Long Years Ago / The Bride’s Lament

[ Roud 274 ; Laws K10 ; G/D 1:19 ; Ballad Index LK10 ; trad.]

Shirley Collins sang Long Years Ago, accompanied by Séamus Ennis on whistle and Perry Friedman on banjo, on the 1960 HMV album A Pinch of Salt: British Sea Songs Old and New. This track was later included in her anthology Within Sound. Peter Kennedy noted on the original album:

John Hasted collected this song from a soldier during the last war. Like a ship that passed in the night, the soldier was gone, without leaving his name or his place of origin. It is an unusual one typical of many Maid on the Shore ballads of drowned lovers. The use of the tin-whistle, like that of the flute or recorder, proves to be a most effective accompaniment for the more lyrical type of British songs.

Cyril Tawney sang this song as The Bride’s Lament on his 1992 Neptune cassette In Every Port.

Louise Bichan sang The Bride’s Lament in 2020 on Bellwether’s eponymous EP Bellwether. They noted:

An old traditional song, versions of which have come from both sides of the North Atlantic. A version by Sydney Scott, recorded by the School of Scottish Studies in 1967, can be found in The Orkney Library and Archive.
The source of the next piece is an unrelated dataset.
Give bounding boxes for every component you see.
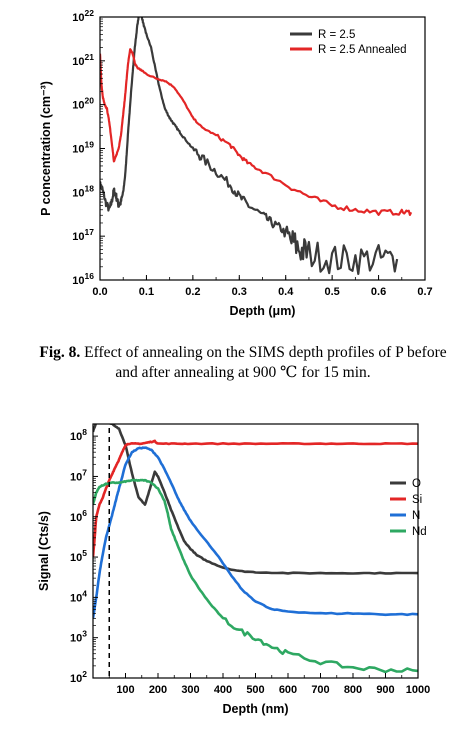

Louise first heard this sung by Brian Cromarty of Orcadian duo Saltfishforty, (the other half of which, Douglas Montgomery, just so happens to have taught her to play the fiddle…)

Lyrics

Shirley Collins sings Long Years Ago

Long years ago when I was young
The flowers bloomed and the birds they sung.
A sailor and his lovely bride
Lay sleeping by the ocean.

It’s scarce six months since we were wed
But, oh, how fast the time has fled.
And I must go at the break of day
When the great ship bears my love away.

The years have gone, he comes no more,
She sits weeping by the ocean shore.
The ship went down in the howling of the storm
And the waves consumed his lifeless form.

I wish that I were with him too
Beneath the waves of the ocean blue,
My soul to god, my body to the sea,
And the great green waters a-rolling over me.